No API key is required for local usage. Configure the base URL if needed:

config :nous, :vllm,
  base_url: "http://localhost:8000/v1"

Or use environment variable:

export VLLM_BASE_URL="http://localhost:8000/v1"

Usage

# Via Model.parse
model = Nous.Model.parse("vllm:meta-llama/Llama-3-8B-Instruct")

# Direct provider usage
{:ok, response} = Nous.Providers.VLLM.chat(%{
  "model" => "meta-llama/Llama-3-8B-Instruct",
  "messages" => [%{"role" => "user", "content" => "Hello"}]
})

Features

vLLM supports:

  • OpenAI-compatible chat completions
  • Streaming responses
  • High-throughput batched inference
  • PagedAttention for memory efficiency
  • Tensor parallelism for multi-GPU

vLLM-Specific Parameters

Additional parameters supported (pass in params map):

  • best_of - Number of outputs to generate and return the best
  • use_beam_search - Use beam search instead of sampling
  • ignore_eos - Ignore end-of-sequence token
  • skip_special_tokens - Skip special tokens in output

Summary

Functions

Get the API key from options, environment, or application config.

Get the base URL from options, application config, or default.

Count tokens in messages (rough estimate).

High-level request with message conversion, telemetry, and error wrapping.

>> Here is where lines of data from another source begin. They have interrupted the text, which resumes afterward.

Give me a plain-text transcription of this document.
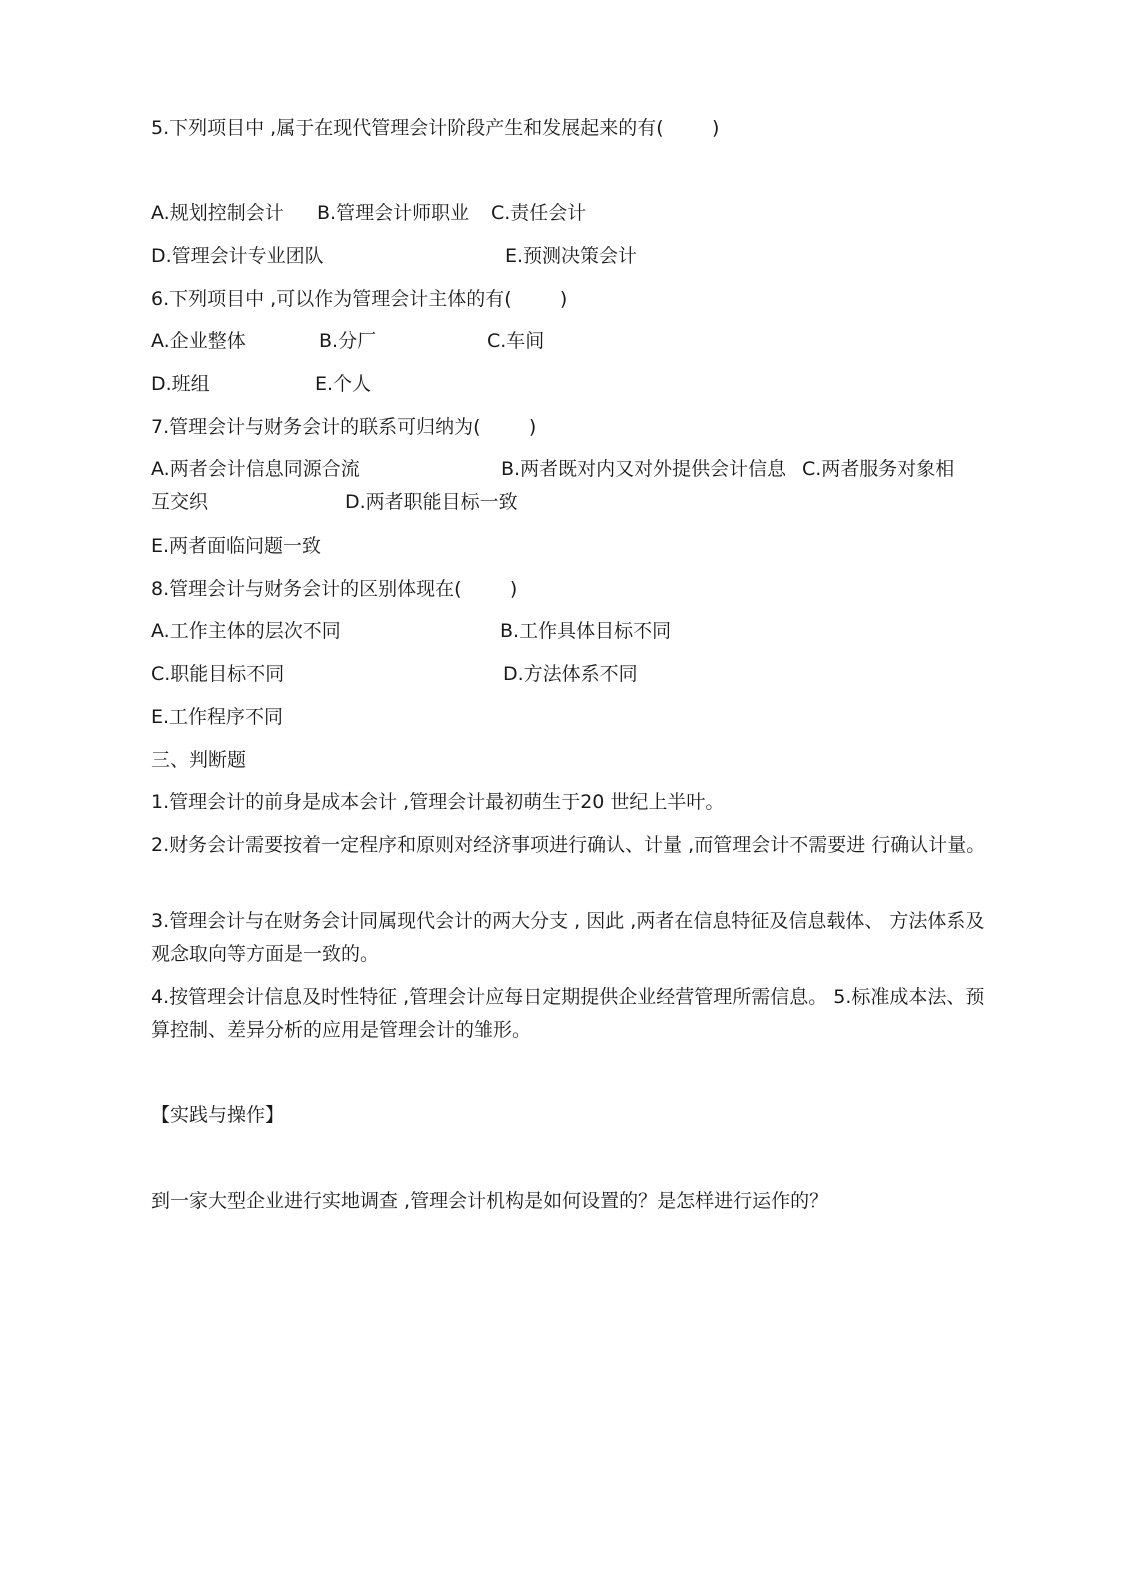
5.下列项目中 ,属于在现代管理会计阶段产生和发展起来的有(        )
A.规划控制会计 B.管理会计师职业 C.责任会计
D.管理会计专业团队	E.预测决策会计
6.下列项目中 ,可以作为管理会计主体的有(        )
A.企业整体	B.分厂	C.车间
D.班组	E.个人
7.管理会计与财务会计的联系可归纳为(        )
A.两者会计信息同源合流	B.两者既对内又对外提供会计信息 C.两者服务对象相
互交织	D.两者职能目标一致
E.两者面临问题一致
8.管理会计与财务会计的区别体现在(        )
A.工作主体的层次不同	B.工作具体目标不同
C.职能目标不同	D.方法体系不同
E.工作程序不同
三、判断题
1.管理会计的前身是成本会计 ,管理会计最初萌生于20 世纪上半叶。
2.财务会计需要按着一定程序和原则对经济事项进行确认、计量 ,而管理会计不需要进 行确认计量。
3.管理会计与在财务会计同属现代会计的两大分支 , 因此 ,两者在信息特征及信息载体、 方法体系及观念取向等方面是一致的。
4.按管理会计信息及时性特征 ,管理会计应每日定期提供企业经营管理所需信息。 5.标准成本法、预算控制、差异分析的应用是管理会计的雏形。
【实践与操作】
到一家大型企业进行实地调查 ,管理会计机构是如何设置的？是怎样进行运作的？
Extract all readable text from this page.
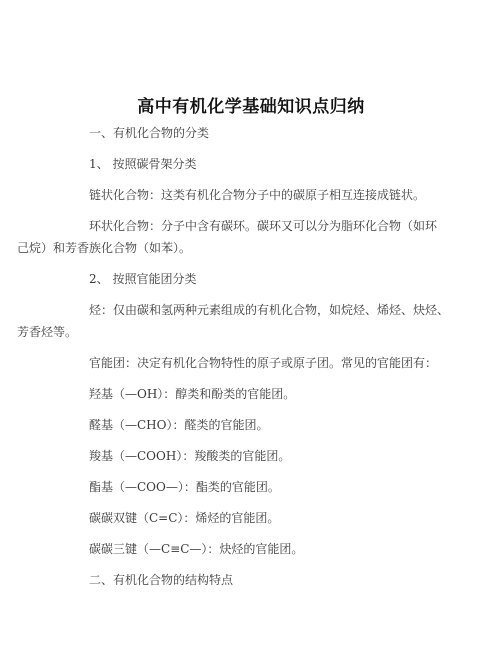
高中有机化学基础知识点归纳
一、有机化合物的分类
1、 按照碳骨架分类
链状化合物：这类有机化合物分子中的碳原子相互连接成链状。
环状化合物：分子中含有碳环。碳环又可以分为脂环化合物（如环
己烷）和芳香族化合物（如苯）。
2、 按照官能团分类
烃：仅由碳和氢两种元素组成的有机化合物，如烷烃、烯烃、炔烃、
芳香烃等。
官能团：决定有机化合物特性的原子或原子团。常见的官能团有：
羟基（—OH）：醇类和酚类的官能团。
醛基（—CHO）：醛类的官能团。
羧基（—COOH）：羧酸类的官能团。
酯基（—COO—）：酯类的官能团。
碳碳双键（C=C）：烯烃的官能团。
碳碳三键（—C≡C—）：炔烃的官能团。
二、有机化合物的结构特点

High-level streaming request with message conversion and telemetry.

Functions

api_key(opts \\ [])

@spec api_key(keyword()) :: String.t() | nil

Get the API key from options, environment, or application config.

Lookup order:

  1. :api_key option passed directly
  2. Environment variable (VLLM_API_KEY)
  3. Application config: config :nous, vllm, api_key: "..."

base_url(opts \\ [])

@spec base_url(keyword()) :: String.t()

Get the base URL from options, application config, or default.

Lookup order:

  1. :base_url option passed directly
  2. Application config: config :nous, vllm, base_url: "..."
  3. Default: http://localhost:8000/v1

count_tokens(messages)

@spec count_tokens(list()) :: integer()

Count tokens in messages (rough estimate).

Override this in your provider for more accurate counting.

request(model, messages, settings)

High-level request with message conversion, telemetry, and error wrapping.

Default implementation that:

  1. Converts messages to provider format
  2. Builds request params
  3. Calls chat/2
  4. Parses response
  5. Emits telemetry events
  6. Wraps errors

request_stream(model, messages, settings)

High-level streaming request with message conversion and telemetry.